As duas estradas
Nov 23,2007 00:00 by autor78

                 Estamos nos aproximando de uma bifurcação. 

                  Há dois caminhos a seguir. Duas alternativas completamente distintas. Duas estradas em sentidos opostos. Uma estrada nova e uma estrada velha. 

                 A estrada velha, na verdade, não é um desvio. Ela apenas continua no mesmo sentido de anos e anos. É uma estrada arcaica, cheirando a mofo ou mesmo a naftalina.  Segue o túnel da Continuidade e seu destino final não é Futuro. 

                A estrada nova nos leva a Novidade. Leva-nos a um mundo diferente do que nos acostumamos nas últimas décadas. Pode-se apreciar, no caminho, Modernidade, Legalidade, Correção e Lisura.

                 Na estrada velha, usa-se a máquina de escrever. Na nova, computadores de última geração.

                   A estrada velha leva a América e Bangu. A nova leva, no mínimo, no rumo de São Paulo, com boas possibilidades de se ir além.

                  A estrada velha leva a Insolvência. A nova, a Saneamento. 

                 Na estrada velha não há parceiros. Há credores e desconfiança. Na estrada nova, investimentos e credibilidade. 

                Na estrada velha, obras (mal) feitas às pressas. Na nova, cuidado com tudo o que se relaciona com a nossa marca. 

                A nova traz uma perspectiva de Yokohama. A velha, de Nova Lima. 

                Na estrada velha seguiremos Eurico Miranda. Na nova, seremos seguidos.

                  Na velha, ladeando o caminho, poderemos ver plantações de mentiras. Na nova, transparência. Na velha, delírios frutificarão por toda a trajetória. Na nova, o caminho será pavimentado com austeridade. 

                Ambas levam à Unimed. Mas na estrada velha, há uma relação de dependência parasitária, como uma tábua desesperada de salvação. Na nova, uma relação ganha-ganha, uma parceria moderna, fortalecida e aperfeiçoada. 

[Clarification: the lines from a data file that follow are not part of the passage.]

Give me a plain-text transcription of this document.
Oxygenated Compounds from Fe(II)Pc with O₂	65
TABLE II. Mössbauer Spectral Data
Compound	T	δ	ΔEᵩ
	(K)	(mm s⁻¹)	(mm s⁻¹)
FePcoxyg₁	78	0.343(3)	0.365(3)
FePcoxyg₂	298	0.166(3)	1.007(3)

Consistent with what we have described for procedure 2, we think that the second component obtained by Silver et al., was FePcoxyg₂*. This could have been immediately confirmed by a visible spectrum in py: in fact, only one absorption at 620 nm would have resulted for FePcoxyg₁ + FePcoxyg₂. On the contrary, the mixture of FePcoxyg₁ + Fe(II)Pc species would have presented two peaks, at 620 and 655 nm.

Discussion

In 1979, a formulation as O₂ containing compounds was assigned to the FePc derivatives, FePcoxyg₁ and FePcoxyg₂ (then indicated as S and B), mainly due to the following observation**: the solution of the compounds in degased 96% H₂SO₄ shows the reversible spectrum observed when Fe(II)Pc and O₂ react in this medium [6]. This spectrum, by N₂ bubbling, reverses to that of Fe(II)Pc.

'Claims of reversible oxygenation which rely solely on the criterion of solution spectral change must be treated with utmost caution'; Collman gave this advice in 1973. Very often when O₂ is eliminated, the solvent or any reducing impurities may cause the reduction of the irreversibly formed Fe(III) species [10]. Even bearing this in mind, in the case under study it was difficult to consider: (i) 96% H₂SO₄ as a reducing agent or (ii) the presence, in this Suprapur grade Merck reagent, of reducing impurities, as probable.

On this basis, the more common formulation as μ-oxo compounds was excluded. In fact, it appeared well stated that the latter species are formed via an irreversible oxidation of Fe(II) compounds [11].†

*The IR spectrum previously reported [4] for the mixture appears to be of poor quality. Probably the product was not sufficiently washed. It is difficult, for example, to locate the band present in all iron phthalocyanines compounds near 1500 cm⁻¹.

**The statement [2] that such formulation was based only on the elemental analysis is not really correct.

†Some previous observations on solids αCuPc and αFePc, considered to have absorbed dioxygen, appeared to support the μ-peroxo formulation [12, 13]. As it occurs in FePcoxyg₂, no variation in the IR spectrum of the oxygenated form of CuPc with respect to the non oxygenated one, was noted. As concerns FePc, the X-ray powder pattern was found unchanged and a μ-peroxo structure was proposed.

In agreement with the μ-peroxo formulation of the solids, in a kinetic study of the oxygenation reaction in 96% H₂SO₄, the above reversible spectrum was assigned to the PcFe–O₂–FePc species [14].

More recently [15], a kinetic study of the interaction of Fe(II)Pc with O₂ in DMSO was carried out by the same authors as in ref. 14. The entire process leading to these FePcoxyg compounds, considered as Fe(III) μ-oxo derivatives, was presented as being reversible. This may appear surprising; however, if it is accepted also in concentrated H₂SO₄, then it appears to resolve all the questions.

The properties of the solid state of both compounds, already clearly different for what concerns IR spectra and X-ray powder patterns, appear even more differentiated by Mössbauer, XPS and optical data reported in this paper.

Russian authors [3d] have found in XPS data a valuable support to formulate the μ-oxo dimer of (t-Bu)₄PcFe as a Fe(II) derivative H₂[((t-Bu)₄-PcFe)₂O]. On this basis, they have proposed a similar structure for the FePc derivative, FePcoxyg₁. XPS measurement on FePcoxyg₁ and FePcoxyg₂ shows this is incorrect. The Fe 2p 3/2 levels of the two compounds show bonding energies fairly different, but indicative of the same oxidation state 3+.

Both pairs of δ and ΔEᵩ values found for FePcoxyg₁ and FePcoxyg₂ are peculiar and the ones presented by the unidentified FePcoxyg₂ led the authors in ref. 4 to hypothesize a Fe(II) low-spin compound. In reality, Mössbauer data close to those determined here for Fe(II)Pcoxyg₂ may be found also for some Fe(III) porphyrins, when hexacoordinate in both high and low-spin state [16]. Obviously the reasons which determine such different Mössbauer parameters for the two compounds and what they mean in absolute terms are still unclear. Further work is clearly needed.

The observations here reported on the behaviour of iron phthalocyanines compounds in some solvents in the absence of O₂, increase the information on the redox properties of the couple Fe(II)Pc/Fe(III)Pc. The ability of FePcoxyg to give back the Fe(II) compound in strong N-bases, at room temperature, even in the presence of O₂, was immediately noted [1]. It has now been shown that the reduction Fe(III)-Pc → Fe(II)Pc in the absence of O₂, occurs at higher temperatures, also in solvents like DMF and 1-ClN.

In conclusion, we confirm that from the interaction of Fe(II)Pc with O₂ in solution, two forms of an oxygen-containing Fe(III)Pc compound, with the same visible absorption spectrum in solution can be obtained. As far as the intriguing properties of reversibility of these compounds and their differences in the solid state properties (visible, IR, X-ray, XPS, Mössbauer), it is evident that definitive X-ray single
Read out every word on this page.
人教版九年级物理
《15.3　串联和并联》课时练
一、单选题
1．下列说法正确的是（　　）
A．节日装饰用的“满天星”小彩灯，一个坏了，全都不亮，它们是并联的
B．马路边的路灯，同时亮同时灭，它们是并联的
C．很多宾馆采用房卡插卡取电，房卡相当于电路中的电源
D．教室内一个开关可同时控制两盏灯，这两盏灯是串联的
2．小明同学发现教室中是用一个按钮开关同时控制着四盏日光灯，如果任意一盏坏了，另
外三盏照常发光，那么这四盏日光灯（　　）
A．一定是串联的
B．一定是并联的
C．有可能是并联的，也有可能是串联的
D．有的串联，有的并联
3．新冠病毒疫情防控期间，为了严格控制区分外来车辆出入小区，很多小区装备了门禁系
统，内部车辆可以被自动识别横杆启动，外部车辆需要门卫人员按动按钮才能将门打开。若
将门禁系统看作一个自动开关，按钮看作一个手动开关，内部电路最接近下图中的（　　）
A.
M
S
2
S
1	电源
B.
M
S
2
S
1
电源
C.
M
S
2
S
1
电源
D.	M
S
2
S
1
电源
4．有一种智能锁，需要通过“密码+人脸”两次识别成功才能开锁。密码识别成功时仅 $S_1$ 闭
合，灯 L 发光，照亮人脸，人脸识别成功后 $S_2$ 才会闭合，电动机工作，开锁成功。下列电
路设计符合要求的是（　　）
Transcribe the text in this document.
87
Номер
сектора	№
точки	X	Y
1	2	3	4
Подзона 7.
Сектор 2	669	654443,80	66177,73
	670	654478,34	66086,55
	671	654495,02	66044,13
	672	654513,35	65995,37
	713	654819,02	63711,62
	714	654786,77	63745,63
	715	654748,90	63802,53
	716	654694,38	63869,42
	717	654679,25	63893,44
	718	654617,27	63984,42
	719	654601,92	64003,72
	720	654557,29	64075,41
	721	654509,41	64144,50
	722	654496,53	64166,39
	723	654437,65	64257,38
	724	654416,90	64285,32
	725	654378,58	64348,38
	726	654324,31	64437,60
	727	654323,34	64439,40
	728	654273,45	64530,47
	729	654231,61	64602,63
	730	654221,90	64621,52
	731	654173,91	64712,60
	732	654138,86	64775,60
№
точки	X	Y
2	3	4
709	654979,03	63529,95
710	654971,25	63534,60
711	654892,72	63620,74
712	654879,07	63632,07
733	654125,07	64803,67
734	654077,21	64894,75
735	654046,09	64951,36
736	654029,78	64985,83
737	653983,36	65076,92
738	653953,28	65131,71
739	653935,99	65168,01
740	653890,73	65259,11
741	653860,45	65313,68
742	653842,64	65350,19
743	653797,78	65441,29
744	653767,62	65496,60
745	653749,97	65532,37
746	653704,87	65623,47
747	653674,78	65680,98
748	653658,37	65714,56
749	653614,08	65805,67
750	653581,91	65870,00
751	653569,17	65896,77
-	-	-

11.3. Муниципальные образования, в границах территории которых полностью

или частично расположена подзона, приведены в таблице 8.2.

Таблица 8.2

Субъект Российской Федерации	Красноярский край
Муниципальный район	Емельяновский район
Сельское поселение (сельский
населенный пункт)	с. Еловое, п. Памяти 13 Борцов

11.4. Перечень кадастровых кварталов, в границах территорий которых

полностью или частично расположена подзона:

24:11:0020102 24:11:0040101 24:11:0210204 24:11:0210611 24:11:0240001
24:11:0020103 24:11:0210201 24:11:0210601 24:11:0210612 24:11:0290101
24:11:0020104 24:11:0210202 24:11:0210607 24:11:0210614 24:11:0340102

                Ambas passam por Xerém. Mas a estrada velha passa por um Xerém derrotado, um cabide de empregos para os amigos que querem continuar sempre na mesma estrada. A nova passa por um Xerém vitorioso, uma fábrica de futuro. 

                A estrada velha chama-se Roberto Horcades. A estrada nova chama-se Peter Siemsen. 

                Laranjeiras estará com duas possibilidades. Resignar-se em abrigar um clube cada vez mais regionalizado, um clube de bairro com uma marca poderosíssima em declínio, ou viver a esperança de ver um clube internacionalizado à altura de sua marca, cada vez mais valorizada. 

                 Quem se aproxima da tal bifurcação é o sócio do Fluminense. Ele ali chegará em 27 de novembro próximo. Ele optará por um dos dois caminhos. Só um dos dois poderá virar a chave do Fluminense no rumo dos clubes mais modernos e estruturados.

                 A torcida aguarda com ansiedade qual será a opção dos sócios.  Ela afetará diretamente o destino de sua grande paixão.

                 Esta é, meus irmãos Tricolores, a realidade do dia 27. O próximo presidente poderá ser Roberto Horcades ou Peter Siemsen. 

                 Horcades é a continuidade. Peter é a esperança. 

                Que Deus ilumine os sócios do Fluminense nesta próxima terça-feira.